Later Morgan decided to write a book about Alaska's own movie star.

"Not until I came to understand the depth of the struggle he faced for early survival and the guts required to follow his genuinely improbable dream did I begin to realize that Ray Wise Mala really qualified for hero status beyond the celluloid stereotype," Morgan writes in the prologue.

She credits Mala's family with a considerable assist on the project. Ray's son, Dr. Ted Mala, serves as director of tribal relations for the Traditional Healing Clinic operated by the Southcentral Foundation in Anchorage. Dr. Mala's daughter, Galina Mala Liss, is a businesswoman and actress/producer in Los Angeles who has worked on several productions both in front and behind the camera. Ray Mala's grandson, Ted Jr., who also has appeared before the camera, works for NANA in Anchorage.

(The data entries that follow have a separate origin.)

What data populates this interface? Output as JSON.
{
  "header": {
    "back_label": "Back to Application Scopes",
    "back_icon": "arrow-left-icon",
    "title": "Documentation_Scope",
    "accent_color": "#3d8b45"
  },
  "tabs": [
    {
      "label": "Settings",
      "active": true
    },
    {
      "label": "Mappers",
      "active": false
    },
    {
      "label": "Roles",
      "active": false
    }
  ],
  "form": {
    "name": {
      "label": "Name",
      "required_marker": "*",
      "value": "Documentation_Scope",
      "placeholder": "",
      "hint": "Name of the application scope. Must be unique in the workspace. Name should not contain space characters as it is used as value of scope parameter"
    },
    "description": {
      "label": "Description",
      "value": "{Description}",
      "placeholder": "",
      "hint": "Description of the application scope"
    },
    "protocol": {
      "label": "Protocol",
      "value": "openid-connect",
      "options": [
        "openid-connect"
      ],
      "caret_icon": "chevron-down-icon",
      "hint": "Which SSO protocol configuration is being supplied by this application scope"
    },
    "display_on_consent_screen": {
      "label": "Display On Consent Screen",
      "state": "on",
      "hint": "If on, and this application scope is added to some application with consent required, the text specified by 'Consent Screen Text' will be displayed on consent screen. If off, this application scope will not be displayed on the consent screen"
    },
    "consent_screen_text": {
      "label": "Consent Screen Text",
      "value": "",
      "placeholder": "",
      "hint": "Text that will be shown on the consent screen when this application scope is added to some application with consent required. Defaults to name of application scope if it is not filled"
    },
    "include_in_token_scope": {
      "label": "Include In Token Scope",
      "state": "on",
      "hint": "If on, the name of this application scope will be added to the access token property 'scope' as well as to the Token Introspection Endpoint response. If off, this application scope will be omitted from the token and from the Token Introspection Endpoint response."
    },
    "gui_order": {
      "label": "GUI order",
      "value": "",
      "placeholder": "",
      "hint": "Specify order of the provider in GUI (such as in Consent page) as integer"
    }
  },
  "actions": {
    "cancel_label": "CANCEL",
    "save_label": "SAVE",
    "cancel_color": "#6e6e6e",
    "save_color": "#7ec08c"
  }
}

Morgan is an award-winning writer, historian, teacher, photographer, and journalist. Born and raised in Maine, she moved to Alaska in 1959 where she worked for many years as a photojournalist. Morgan has authored more than a dozen books, including Good Time Girls of the Alaska Yukon Gold Rush, which in 1998 won her the title of Historian of the Year from the Alaska Historical Society.